North High Bridge Park is a 0.85-acre (0.34 ha) city park located on the east bank bluffs above the Mississippi River in Saint Paul, Minnesota, United States. The park is adjacent to the High Bridge and was created when the new High Bridge was completed in 1987. The park features gardens, sculptures, and an overlook of the Mississippi River.

== Sculptures ==
- Czech and Slovak Memorial Gates - A sculpture of salvaged rock and metal by artist Craig David, dedicated in 2004. The gates themselves were salvaged baptismal gates from St. Stanislaus Kostka Catholic Church and the granite curb stones and pavers came from the Saint Paul Department of Public Works.

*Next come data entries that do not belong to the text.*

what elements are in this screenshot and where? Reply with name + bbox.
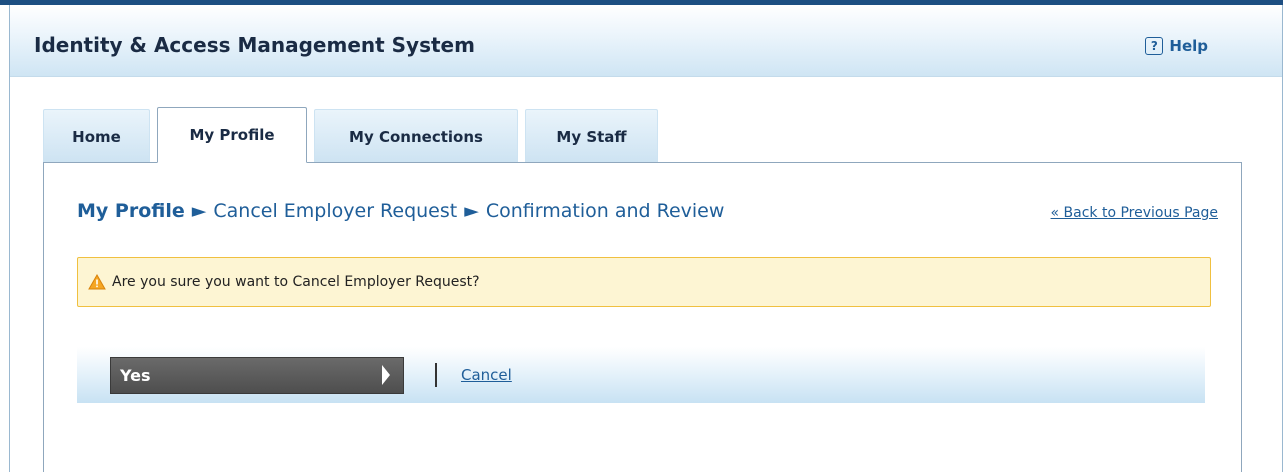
app-frame: Identity & Access Management System ? He…	[9, 5, 1283, 472]
back-to-previous-link[interactable]: « Back to Previous Page	[1051, 205, 1218, 221]
action-bar: Yes Cancel	[77, 347, 1205, 403]
tab-my-staff[interactable]: My Staff	[525, 109, 658, 163]
question-mark-icon: ?	[1145, 37, 1164, 55]
breadcrumb-current: Confirmation and Review	[485, 200, 725, 222]
yes-button-label: Yes	[120, 365, 151, 385]
app-title: Identity & Access Management System	[34, 33, 475, 57]
tab-label: Home	[72, 127, 121, 146]
confirmation-alert: Are you sure you want to Cancel Employer…	[77, 257, 1211, 307]
cancel-link[interactable]: Cancel	[461, 366, 512, 384]
breadcrumb-item: Cancel Employer Request	[213, 200, 458, 222]
yes-button[interactable]: Yes	[110, 356, 404, 394]
app-header: Identity & Access Management System ? He…	[10, 5, 1282, 77]
tab-label: My Profile	[189, 126, 275, 144]
tab-label: My Connections	[349, 127, 483, 146]
breadcrumb: My Profile ► Cancel Employer Request ► C…	[77, 200, 724, 222]
help-link[interactable]: ? Help	[1145, 37, 1208, 55]
breadcrumb-separator: ►	[191, 200, 207, 222]
main-tabs: Home My Profile My Connections My Staff	[43, 107, 665, 163]
warning-icon	[88, 274, 106, 290]
content-panel: My Profile ► Cancel Employer Request ► C…	[43, 162, 1242, 472]
alert-message: Are you sure you want to Cancel Employer…	[112, 274, 480, 290]
arrow-right-icon	[382, 365, 390, 385]
tab-home[interactable]: Home	[43, 109, 150, 163]
tab-my-connections[interactable]: My Connections	[314, 109, 518, 163]
breadcrumb-root[interactable]: My Profile	[77, 200, 185, 222]
tab-my-profile[interactable]: My Profile	[157, 107, 307, 163]
tab-label: My Staff	[556, 127, 627, 146]
help-label: Help	[1169, 37, 1208, 55]
breadcrumb-separator: ►	[464, 200, 479, 222]
action-divider	[435, 363, 437, 387]
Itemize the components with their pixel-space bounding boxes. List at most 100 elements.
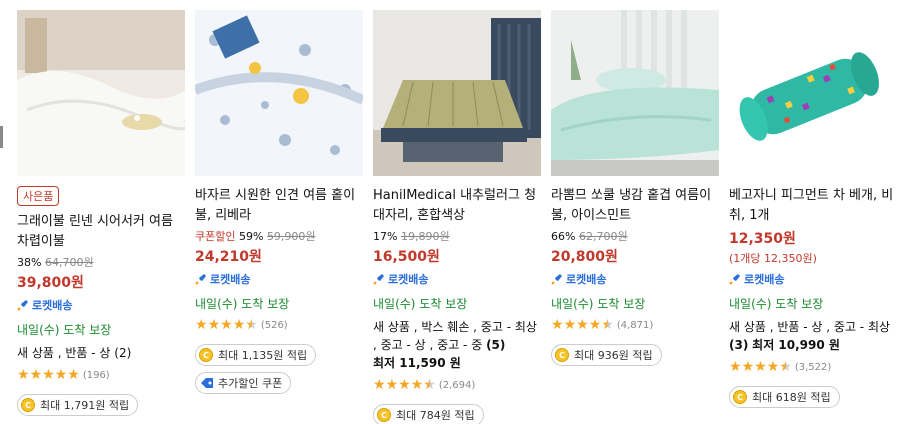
star-icon: ★: [29, 367, 43, 383]
discount-rate: 17%: [373, 230, 398, 243]
product-grid: 사은품 그래이불 린넨 시어서커 여름 차렵이불 38% 64,700원 39,…: [17, 10, 906, 424]
rocket-icon: [195, 274, 206, 285]
product-image[interactable]: [195, 10, 363, 176]
condition-min-price: 최저 11,590 원: [373, 356, 461, 370]
original-price: 59,900원: [266, 230, 316, 243]
star-icon: ★: [563, 317, 577, 333]
review-count: (4,871): [616, 319, 654, 331]
star-icon: ★: [741, 359, 755, 375]
review-count: (3,522): [794, 361, 832, 373]
delivery-info: 내일(수) 도착 보장: [373, 297, 468, 311]
condition-text: 새 상품 , 반품 - 상 , 중고 - 최상: [729, 320, 891, 334]
rocket-delivery-badge: 로켓배송: [195, 271, 363, 287]
review-count: (196): [82, 369, 110, 381]
star-icon: ★: [220, 317, 233, 333]
coin-icon: C: [21, 398, 35, 412]
rocket-label: 로켓배송: [744, 273, 785, 286]
coin-icon: C: [555, 348, 569, 362]
product-title[interactable]: 그래이불 린넨 시어서커 여름 차렵이불: [17, 212, 185, 252]
rocket-icon: [373, 274, 384, 285]
reward-text: 최대 784원 적립: [396, 409, 475, 422]
product-title[interactable]: 라뽐므 쏘쿨 냉감 홑겹 여름이불, 아이스민트: [551, 186, 719, 226]
original-price: 19,890원: [400, 230, 450, 243]
star-half-icon: ★: [423, 377, 436, 393]
star-icon: ★: [54, 367, 68, 383]
coin-icon: C: [377, 408, 391, 422]
rocket-label: 로켓배송: [32, 299, 73, 312]
product-title[interactable]: HanilMedical 내추럴러그 청대자리, 혼합색상: [373, 186, 541, 226]
delivery-info: 내일(수) 도착 보장: [551, 297, 646, 311]
reward-pill: C 최대 784원 적립: [373, 404, 484, 424]
star-half-icon: ★: [601, 317, 614, 333]
product-image[interactable]: [373, 10, 541, 176]
rocket-icon: [17, 300, 28, 311]
star-icon: ★: [232, 317, 246, 333]
star-icon: ★: [17, 367, 30, 383]
star-icon: ★: [410, 377, 424, 393]
star-half-icon: ★: [779, 359, 792, 375]
discount-rate: 59%: [238, 230, 264, 243]
condition-text: 새 상품 , 박스 훼손 , 중고 - 최상 , 중고 - 상 , 중고 - 중: [373, 320, 537, 352]
price-discount-line: 38% 64,700원: [17, 254, 185, 270]
discount-rate: 66%: [551, 230, 576, 243]
delivery-info: 내일(수) 도착 보장: [729, 297, 824, 311]
rocket-icon: [729, 274, 740, 285]
rocket-label: 로켓배송: [210, 273, 251, 286]
product-image[interactable]: [729, 10, 897, 176]
discount-rate: 38%: [17, 256, 42, 269]
product-title[interactable]: 바자르 시원한 인견 여름 홑이불, 리베라: [195, 186, 363, 226]
star-icon: ★: [42, 367, 55, 383]
star-icon: ★: [766, 359, 780, 375]
sale-price: 12,350원: [729, 231, 796, 247]
rating: ★ ★ ★ ★ ★ (3,522): [729, 360, 897, 374]
product-image[interactable]: [17, 10, 185, 176]
rocket-delivery-badge: 로켓배송: [17, 297, 185, 313]
rocket-delivery-badge: 로켓배송: [729, 271, 897, 287]
gift-badge: 사은품: [17, 186, 60, 206]
sale-price: 24,210원: [195, 249, 262, 265]
reward-pill: C 최대 936원 적립: [551, 344, 662, 366]
coin-icon: C: [733, 390, 747, 404]
condition-count: (3): [729, 338, 749, 352]
extra-coupon-pill[interactable]: 추가할인 쿠폰: [195, 372, 292, 394]
star-icon: ★: [398, 377, 411, 393]
reward-text: 최대 618원 적립: [752, 391, 831, 404]
unit-price: (1개당 12,350원): [729, 252, 817, 265]
star-icon: ★: [754, 359, 767, 375]
coupon-discount-label: 쿠폰할인: [195, 230, 236, 243]
other-sellers-info[interactable]: 새 상품 , 반품 - 상 , 중고 - 최상 (3) 최저 10,990 원: [729, 318, 897, 354]
product-card[interactable]: 라뽐므 쏘쿨 냉감 홑겹 여름이불, 아이스민트 66% 62,700원 20,…: [551, 10, 719, 424]
price-discount-line: 17% 19,890원: [373, 228, 541, 244]
product-image[interactable]: [551, 10, 719, 176]
product-card[interactable]: 사은품 그래이불 린넨 시어서커 여름 차렵이불 38% 64,700원 39,…: [17, 10, 185, 424]
star-icon: ★: [207, 317, 221, 333]
other-sellers-info[interactable]: 새 상품 , 반품 - 상 (2): [17, 344, 185, 362]
product-card[interactable]: 베고자니 피그먼트 차 베개, 비취, 1개 12,350원 (1개당 12,3…: [729, 10, 897, 424]
star-icon: ★: [385, 377, 399, 393]
reward-text: 최대 1,135원 적립: [218, 349, 308, 362]
sale-price: 39,800원: [17, 275, 84, 291]
star-icon: ★: [373, 377, 386, 393]
star-icon: ★: [551, 317, 564, 333]
reward-text: 최대 1,791원 적립: [40, 399, 130, 412]
product-title[interactable]: 베고자니 피그먼트 차 베개, 비취, 1개: [729, 186, 897, 226]
star-icon: ★: [67, 367, 80, 383]
rocket-delivery-badge: 로켓배송: [373, 271, 541, 287]
star-icon: ★: [588, 317, 602, 333]
reward-text: 최대 936원 적립: [574, 349, 653, 362]
reward-pill: C 최대 1,791원 적립: [17, 394, 139, 416]
star-icon: ★: [195, 317, 208, 333]
delivery-info: 내일(수) 도착 보장: [17, 323, 112, 337]
sale-price: 20,800원: [551, 249, 618, 265]
review-count: (526): [260, 319, 288, 331]
price-discount-line: 66% 62,700원: [551, 228, 719, 244]
original-price: 62,700원: [578, 230, 628, 243]
star-icon: ★: [729, 359, 742, 375]
other-sellers-info[interactable]: 새 상품 , 박스 훼손 , 중고 - 최상 , 중고 - 상 , 중고 - 중…: [373, 318, 541, 372]
extra-coupon-text: 추가할인 쿠폰: [218, 377, 283, 390]
carousel-prev-indicator[interactable]: [0, 126, 3, 148]
rating: ★ ★ ★ ★ ★ (2,694): [373, 378, 541, 392]
rocket-label: 로켓배송: [388, 273, 429, 286]
product-card[interactable]: HanilMedical 내추럴러그 청대자리, 혼합색상 17% 19,890…: [373, 10, 541, 424]
product-card[interactable]: 바자르 시원한 인견 여름 홑이불, 리베라 쿠폰할인 59% 59,900원 …: [195, 10, 363, 424]
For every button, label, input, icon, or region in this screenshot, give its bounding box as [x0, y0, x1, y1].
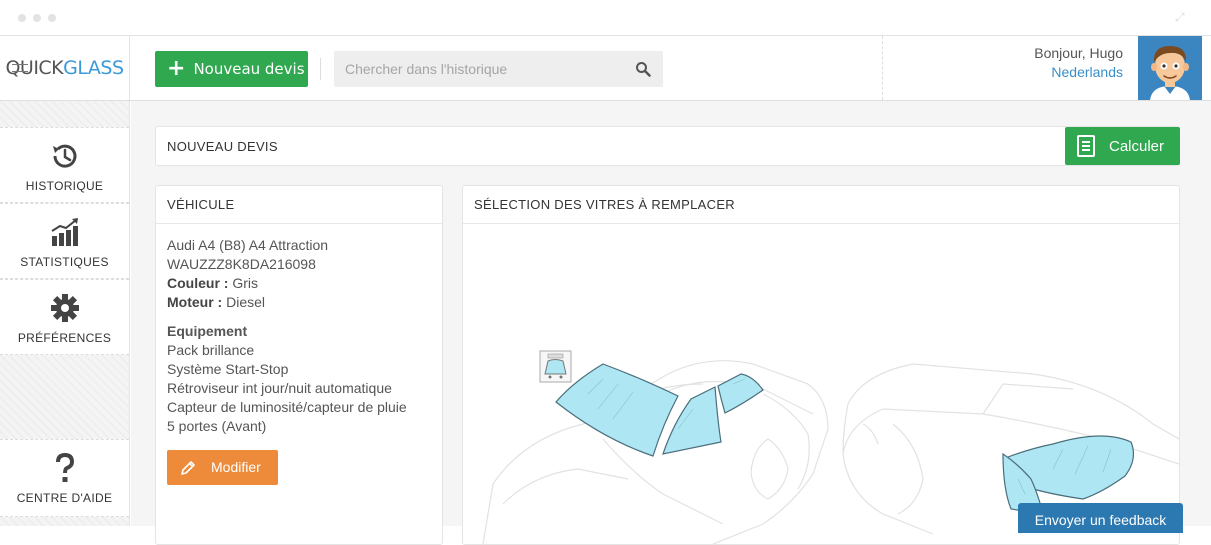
sidebar-item-label: STATISTIQUES: [20, 255, 109, 269]
page-title: NOUVEAU DEVIS: [167, 139, 278, 154]
window-dot: [18, 14, 26, 22]
window-titlebar: ⤢: [0, 0, 1211, 36]
search-icon[interactable]: [635, 61, 651, 77]
pencil-icon: [181, 460, 195, 475]
equipment-item: 5 portes (Avant): [167, 418, 267, 434]
vehicle-details: Audi A4 (B8) A4 Attraction WAUZZZ8K8DA21…: [156, 224, 442, 497]
equipment-item: Système Start-Stop: [167, 361, 289, 377]
modify-label: Modifier: [211, 459, 261, 475]
equipment-title: Equipement: [167, 323, 248, 339]
gear-icon: [50, 294, 79, 322]
window-dot: [33, 14, 41, 22]
car-diagram: [463, 224, 1179, 544]
vehicle-engine: Moteur : Diesel: [167, 293, 431, 312]
color-label: Couleur :: [167, 275, 229, 291]
engine-label: Moteur :: [167, 294, 223, 310]
sidebar-item-label: PRÉFÉRENCES: [17, 331, 112, 345]
search-box: [334, 51, 663, 87]
logo-speed-lines: [12, 64, 28, 72]
window-dot: [48, 14, 56, 22]
document-icon: [1077, 135, 1095, 157]
logo[interactable]: QUICKGLASS: [0, 36, 130, 100]
sidebar-item-label: HISTORIQUE: [25, 179, 104, 193]
sidebar-item-label: CENTRE D'AIDE: [16, 491, 113, 505]
sidebar: HISTORIQUE STATISTIQUES PRÉFÉRENCES CENT…: [0, 101, 130, 526]
engine-value: Diesel: [226, 294, 266, 310]
glass-selection-panel: SÉLECTION DES VITRES À REMPLACER: [462, 185, 1180, 545]
calculate-label: Calculer: [1109, 137, 1165, 155]
logo-suffix: GLASS: [63, 57, 124, 79]
sidebar-item-preferences[interactable]: PRÉFÉRENCES: [0, 279, 129, 355]
sidebar-item-history[interactable]: HISTORIQUE: [0, 127, 129, 203]
avatar[interactable]: [1138, 36, 1202, 100]
new-quote-button[interactable]: + Nouveau devis: [155, 51, 308, 87]
equipment-item: Rétroviseur int jour/nuit automatique: [167, 380, 392, 396]
greeting-text: Bonjour, Hugo: [1034, 45, 1123, 61]
vehicle-heading: VÉHICULE: [156, 186, 442, 224]
search-input[interactable]: [334, 51, 614, 87]
divider: [320, 58, 321, 80]
quote-header: NOUVEAU DEVIS Calculer: [155, 126, 1180, 166]
selection-heading: SÉLECTION DES VITRES À REMPLACER: [463, 186, 1179, 224]
rear-window-selector-icon: [539, 350, 572, 383]
history-icon: [52, 144, 76, 168]
plus-icon: +: [167, 56, 186, 81]
sidebar-item-statistics[interactable]: STATISTIQUES: [0, 203, 129, 279]
expand-icon[interactable]: ⤢: [1175, 10, 1189, 24]
divider: [882, 36, 883, 100]
color-value: Gris: [232, 275, 259, 291]
car-illustration: [482, 350, 1179, 544]
user-greeting: Bonjour, Hugo Nederlands: [1034, 44, 1123, 82]
vehicle-color: Couleur : Gris: [167, 274, 431, 293]
main-content: NOUVEAU DEVIS Calculer VÉHICULE Audi A4 …: [131, 101, 1211, 545]
vehicle-model: Audi A4 (B8) A4 Attraction: [167, 237, 329, 253]
new-quote-label: Nouveau devis: [193, 60, 305, 78]
calculate-button[interactable]: Calculer: [1065, 127, 1180, 165]
chart-icon: [50, 218, 78, 246]
vehicle-panel: VÉHICULE Audi A4 (B8) A4 Attraction WAUZ…: [155, 185, 443, 545]
equipment-item: Capteur de luminosité/capteur de pluie: [167, 399, 407, 415]
top-bar: QUICKGLASS + Nouveau devis Bonjour, Hugo…: [0, 36, 1211, 101]
question-icon: [55, 452, 74, 482]
feedback-button[interactable]: Envoyer un feedback: [1018, 503, 1183, 533]
modify-button[interactable]: Modifier: [167, 450, 278, 485]
language-link[interactable]: Nederlands: [1034, 63, 1123, 82]
user-avatar-icon: [1138, 36, 1202, 100]
vehicle-vin: WAUZZZ8K8DA216098: [167, 256, 316, 272]
equipment-item: Pack brillance: [167, 342, 255, 358]
sidebar-item-help[interactable]: CENTRE D'AIDE: [0, 439, 129, 517]
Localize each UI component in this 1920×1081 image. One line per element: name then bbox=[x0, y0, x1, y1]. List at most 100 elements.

- Green Chair - Originally installed in North High Bridge Park in 1995 by Joel Sisson, it was recreated in 2002 with treated materials that would withstand the weather. The original was part of the Green Chair Project and was on display at the Walker Art Center in Minneapolis.
- Peace Pole - A peace pole with the words, "May peace prevail on the earth" in four languages (English, Spanish, Hmong, and Czech) was installed in 1997 by a Girl Scout troop.
- The Watcher - Created by Zoran Mojsilov in 1995 using leftover rock that had been used to create garden walls in the park.